O Presidente da AGAPAN lembra que, em Dezembro de 2018, a Alemanha fechou sua última mina de carvão em funcionamento, com direito a cerimônia oficial e presença de grandes autoridades europeias. Mesmo fechada, ressalta Milanez, a mina vai consumir 220 milhões de euros por ano (mais de R$ 700 milhões) para preservar a água subterrânea da poluição gerada. “Não existe garantia de nada no projeto”, fala um dos advogados do Ingá, AGAPAN e União Pela Vida (UPV), Nilton Tavares da Silva Filho, que integra a equipe que vem tratando judicialmente da questão.

Arroz orgânico

A Mina Guaíba quer ocupar o local onde agricultores detêm hoje o recorde latino-americano de cultivo de arroz agroecológico. A agricultora Adeles Bordin mora no assentamento Apolônio de Carvalho, a segunda maior unidade produtora de arroz orgânico do Estado depois de Viamão, com 72 famílias de agricultores, 700 hectares de cultivo de arroz, além da produção de hortaliças e um projeto de piscicultura em implantação. Os alimentos abastecem mais de 40 feiras orgânicas na Região Metropolitana de Porto Alegre. A Copelmi pretende remover ela e todos os moradores do local.

Além do assentamento, a lavra de carvão vai afetar cerca de 80 famílias do Loteamento Guaíba City, em Charqueadas, 40 comunidades indígenas guaranis, além de mais de 2 mil pescadores das ilhas que compõem o Delta do Jacuí e outros 4,5mil trabalhadores do setor hoteleiro.

Histórico de lutas

Foi no Rio Grande do Sul que um grupo de ativistas, sob a liderança de José Lutzenberger, lançou as bases do movimento ambientalista brasileiro, e que viria a se tornar a AGAPAN. Seu precursor foi Henrique Luís Roessler, que, em 1955, fundou a União Protetora da Natureza.

O Rio Grande do Sul também é pioneiro no país na regulamentação da utilização de agrotóxicos, tendo, em 1982, estabelecido a proibição do uso de organoclorados e indicando a obrigatoriedade de receituário agronômico nas lavouras.

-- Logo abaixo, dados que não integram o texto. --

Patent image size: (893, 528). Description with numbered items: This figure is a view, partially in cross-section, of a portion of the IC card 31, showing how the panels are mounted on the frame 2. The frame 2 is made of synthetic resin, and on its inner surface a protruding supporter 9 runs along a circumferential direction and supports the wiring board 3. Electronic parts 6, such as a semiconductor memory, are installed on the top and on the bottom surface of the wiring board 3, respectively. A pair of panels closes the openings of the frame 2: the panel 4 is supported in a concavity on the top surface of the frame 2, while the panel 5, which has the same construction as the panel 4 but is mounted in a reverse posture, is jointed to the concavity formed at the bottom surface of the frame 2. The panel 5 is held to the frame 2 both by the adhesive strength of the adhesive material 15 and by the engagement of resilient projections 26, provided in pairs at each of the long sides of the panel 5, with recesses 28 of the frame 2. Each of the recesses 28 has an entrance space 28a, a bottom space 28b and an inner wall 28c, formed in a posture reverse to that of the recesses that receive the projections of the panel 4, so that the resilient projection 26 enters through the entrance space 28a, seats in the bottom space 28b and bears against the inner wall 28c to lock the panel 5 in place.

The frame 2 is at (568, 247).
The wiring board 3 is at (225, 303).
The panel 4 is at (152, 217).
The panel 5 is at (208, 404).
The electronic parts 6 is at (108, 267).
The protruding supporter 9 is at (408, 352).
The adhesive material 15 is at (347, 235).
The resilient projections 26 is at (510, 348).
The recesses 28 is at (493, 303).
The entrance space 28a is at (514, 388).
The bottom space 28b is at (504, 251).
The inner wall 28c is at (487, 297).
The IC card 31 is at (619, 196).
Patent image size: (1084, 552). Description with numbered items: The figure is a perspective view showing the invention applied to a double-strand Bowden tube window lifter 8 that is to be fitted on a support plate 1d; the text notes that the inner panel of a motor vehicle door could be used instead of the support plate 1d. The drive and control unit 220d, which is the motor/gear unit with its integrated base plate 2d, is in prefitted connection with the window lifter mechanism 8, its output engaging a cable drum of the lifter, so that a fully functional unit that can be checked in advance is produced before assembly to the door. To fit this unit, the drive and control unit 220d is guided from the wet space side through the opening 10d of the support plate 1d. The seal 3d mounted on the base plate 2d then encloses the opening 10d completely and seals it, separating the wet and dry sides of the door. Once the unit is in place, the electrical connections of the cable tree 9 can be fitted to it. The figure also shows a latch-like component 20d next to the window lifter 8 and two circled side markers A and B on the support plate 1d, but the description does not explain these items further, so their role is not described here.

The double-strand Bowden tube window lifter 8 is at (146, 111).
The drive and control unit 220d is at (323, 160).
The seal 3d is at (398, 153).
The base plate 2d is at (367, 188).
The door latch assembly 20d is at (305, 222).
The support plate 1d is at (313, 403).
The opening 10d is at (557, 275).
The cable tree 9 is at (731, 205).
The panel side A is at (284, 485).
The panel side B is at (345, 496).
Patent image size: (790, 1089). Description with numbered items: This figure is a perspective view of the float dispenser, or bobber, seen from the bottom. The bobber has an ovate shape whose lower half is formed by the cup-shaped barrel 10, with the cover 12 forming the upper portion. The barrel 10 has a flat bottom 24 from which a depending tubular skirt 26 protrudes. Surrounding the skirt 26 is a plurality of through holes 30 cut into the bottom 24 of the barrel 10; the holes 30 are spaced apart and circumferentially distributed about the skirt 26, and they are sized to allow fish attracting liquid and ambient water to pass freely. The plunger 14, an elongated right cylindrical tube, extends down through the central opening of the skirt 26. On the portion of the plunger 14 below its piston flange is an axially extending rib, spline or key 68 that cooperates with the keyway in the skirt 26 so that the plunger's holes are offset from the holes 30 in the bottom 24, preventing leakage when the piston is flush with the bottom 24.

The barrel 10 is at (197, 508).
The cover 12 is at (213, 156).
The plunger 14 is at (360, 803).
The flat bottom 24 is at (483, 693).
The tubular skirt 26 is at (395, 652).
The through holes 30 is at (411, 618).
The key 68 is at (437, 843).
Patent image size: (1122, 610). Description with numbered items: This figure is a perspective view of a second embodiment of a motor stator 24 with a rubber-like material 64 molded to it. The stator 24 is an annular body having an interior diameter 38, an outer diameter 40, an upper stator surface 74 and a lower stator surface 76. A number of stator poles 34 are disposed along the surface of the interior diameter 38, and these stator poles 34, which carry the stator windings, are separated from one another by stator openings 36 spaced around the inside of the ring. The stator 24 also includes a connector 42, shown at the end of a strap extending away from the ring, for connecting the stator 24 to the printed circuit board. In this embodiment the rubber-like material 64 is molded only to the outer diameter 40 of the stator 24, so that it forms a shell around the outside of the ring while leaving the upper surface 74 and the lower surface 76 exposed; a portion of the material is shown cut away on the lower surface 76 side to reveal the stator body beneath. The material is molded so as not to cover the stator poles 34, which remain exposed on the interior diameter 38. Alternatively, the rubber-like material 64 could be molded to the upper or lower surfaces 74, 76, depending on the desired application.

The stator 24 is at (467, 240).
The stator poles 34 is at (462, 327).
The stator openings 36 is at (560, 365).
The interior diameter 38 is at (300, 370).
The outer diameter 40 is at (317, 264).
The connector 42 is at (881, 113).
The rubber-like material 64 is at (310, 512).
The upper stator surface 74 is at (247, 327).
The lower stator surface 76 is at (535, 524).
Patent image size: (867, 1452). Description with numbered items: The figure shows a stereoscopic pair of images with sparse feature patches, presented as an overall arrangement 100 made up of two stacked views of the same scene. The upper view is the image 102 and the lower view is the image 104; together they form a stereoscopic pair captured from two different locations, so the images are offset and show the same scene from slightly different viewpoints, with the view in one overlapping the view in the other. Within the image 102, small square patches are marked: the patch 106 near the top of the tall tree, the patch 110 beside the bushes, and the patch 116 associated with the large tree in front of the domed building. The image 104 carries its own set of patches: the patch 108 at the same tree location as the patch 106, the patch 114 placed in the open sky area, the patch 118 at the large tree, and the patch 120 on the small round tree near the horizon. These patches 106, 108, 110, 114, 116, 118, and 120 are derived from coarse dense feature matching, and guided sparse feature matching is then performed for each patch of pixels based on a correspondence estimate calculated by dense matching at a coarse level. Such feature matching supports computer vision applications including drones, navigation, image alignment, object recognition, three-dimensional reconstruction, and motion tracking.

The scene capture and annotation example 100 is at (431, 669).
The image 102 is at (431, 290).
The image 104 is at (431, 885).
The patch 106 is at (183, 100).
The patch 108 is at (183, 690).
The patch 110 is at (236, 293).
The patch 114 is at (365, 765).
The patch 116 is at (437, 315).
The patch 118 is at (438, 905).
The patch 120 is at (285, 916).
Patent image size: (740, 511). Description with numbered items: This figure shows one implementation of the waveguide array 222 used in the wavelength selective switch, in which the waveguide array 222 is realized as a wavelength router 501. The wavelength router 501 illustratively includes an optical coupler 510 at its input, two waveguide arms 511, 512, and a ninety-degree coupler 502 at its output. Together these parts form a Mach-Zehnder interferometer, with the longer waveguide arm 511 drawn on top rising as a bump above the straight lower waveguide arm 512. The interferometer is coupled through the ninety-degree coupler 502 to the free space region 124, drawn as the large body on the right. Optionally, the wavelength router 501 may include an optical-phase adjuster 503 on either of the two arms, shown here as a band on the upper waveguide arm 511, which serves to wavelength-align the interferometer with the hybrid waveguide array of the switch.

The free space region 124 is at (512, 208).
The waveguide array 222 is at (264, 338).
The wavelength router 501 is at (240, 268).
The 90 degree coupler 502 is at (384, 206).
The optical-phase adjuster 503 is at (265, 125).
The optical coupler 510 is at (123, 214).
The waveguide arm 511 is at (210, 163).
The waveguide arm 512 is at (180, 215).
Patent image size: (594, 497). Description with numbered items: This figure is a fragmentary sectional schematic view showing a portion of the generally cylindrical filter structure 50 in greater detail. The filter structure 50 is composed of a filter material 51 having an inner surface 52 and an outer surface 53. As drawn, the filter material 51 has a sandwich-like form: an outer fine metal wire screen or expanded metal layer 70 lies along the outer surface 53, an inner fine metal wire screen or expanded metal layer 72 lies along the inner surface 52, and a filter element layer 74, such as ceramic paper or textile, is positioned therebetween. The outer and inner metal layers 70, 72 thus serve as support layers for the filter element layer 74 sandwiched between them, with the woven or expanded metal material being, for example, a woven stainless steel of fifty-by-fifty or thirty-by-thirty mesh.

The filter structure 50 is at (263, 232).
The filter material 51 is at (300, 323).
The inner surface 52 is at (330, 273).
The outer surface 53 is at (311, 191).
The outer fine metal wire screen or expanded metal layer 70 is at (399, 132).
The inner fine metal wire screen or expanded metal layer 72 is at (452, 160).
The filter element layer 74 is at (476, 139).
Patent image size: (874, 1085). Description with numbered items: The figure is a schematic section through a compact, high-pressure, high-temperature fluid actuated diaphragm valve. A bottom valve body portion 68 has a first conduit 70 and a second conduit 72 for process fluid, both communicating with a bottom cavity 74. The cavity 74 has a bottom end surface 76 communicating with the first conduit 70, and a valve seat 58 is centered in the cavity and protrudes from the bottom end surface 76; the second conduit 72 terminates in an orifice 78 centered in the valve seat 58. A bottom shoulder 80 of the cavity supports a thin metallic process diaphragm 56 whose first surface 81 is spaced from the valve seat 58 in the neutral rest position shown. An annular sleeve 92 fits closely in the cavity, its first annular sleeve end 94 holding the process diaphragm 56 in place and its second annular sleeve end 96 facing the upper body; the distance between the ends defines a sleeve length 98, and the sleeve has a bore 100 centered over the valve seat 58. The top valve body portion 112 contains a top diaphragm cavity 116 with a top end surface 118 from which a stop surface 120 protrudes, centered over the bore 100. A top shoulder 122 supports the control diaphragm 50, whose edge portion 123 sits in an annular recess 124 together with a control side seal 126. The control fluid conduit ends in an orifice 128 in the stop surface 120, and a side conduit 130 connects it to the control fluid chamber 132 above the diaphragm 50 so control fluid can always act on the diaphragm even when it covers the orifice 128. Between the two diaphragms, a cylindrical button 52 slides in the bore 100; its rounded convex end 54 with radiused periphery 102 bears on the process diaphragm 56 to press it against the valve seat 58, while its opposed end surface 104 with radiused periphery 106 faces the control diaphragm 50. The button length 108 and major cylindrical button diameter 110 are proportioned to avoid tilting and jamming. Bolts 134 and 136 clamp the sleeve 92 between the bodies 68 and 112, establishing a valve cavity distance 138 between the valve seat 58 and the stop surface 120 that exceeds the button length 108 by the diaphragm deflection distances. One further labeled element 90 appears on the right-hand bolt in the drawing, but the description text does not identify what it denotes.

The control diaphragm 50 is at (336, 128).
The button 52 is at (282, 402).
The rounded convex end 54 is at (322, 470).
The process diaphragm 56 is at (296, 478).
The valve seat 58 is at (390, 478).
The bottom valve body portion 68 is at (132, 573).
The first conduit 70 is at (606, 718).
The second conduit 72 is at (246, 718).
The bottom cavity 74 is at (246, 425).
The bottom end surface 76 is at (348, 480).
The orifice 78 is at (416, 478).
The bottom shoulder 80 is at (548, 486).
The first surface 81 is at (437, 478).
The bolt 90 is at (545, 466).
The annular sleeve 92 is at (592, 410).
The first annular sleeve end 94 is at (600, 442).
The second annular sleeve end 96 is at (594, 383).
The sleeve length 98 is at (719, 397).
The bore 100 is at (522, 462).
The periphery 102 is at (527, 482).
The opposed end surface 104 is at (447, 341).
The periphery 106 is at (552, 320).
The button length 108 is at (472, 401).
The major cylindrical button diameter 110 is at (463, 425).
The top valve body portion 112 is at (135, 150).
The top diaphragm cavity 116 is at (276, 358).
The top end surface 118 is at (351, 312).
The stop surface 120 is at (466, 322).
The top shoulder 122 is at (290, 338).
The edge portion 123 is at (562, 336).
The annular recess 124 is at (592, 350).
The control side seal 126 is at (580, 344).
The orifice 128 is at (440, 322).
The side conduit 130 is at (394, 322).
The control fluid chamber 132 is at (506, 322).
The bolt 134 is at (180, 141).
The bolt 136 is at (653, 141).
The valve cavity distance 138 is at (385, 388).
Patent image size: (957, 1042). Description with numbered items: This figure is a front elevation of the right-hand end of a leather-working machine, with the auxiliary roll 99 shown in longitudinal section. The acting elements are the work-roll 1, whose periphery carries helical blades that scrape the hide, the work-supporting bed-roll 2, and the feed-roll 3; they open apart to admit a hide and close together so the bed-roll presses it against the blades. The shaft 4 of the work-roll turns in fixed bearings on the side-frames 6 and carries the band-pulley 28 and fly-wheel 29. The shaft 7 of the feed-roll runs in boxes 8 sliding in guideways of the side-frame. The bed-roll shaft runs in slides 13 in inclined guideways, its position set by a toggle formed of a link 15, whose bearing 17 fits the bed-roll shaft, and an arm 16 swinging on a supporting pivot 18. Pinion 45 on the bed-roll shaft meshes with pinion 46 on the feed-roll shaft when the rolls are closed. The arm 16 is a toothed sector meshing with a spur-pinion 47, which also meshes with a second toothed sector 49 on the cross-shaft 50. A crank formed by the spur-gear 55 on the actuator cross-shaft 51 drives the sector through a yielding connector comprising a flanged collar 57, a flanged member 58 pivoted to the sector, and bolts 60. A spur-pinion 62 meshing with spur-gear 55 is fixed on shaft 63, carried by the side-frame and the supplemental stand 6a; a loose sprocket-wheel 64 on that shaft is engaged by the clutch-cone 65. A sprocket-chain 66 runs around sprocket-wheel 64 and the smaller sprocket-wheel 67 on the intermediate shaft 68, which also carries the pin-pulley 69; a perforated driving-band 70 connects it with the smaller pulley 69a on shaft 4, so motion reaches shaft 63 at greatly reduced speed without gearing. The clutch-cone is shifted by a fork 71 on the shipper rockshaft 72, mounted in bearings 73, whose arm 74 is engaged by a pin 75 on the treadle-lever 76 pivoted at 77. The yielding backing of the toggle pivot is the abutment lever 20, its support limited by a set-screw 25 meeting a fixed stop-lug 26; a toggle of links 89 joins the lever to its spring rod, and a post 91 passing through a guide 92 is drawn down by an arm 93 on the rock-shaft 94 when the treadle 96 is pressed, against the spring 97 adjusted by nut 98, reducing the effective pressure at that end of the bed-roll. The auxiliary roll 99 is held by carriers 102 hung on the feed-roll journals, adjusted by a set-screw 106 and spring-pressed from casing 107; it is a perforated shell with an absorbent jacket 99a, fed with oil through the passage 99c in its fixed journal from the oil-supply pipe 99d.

Um clássico dessa história de luta foi o caso da fábrica de celulose Borregaard, instalada às margens do lago Guaíba sem qualquer investimento em equipamentos antipoluição, filtros ou barreiras nos esgotos e chaminés da unidade.

Ao entrar em operação, a cidade de Porto Alegre foi tomada por um terrível cheiro de ovo podre, provocando mal-estar e dores de cabeça, um verdadeiro desastre ambiental que vinha sendo preconizado por estudiosos ainda durante o projeto de instalação. No fim de 1973, a fábrica foi interditada pelo Governo do Estado por conta da pressão de ambientalistas, imprensa e políticos e obrigada a adotar controles ambientais. Após sucessivas trocas de nomes e de comando, a empresa segue sendo alvo de críticas porque até hoje impacta com poluição.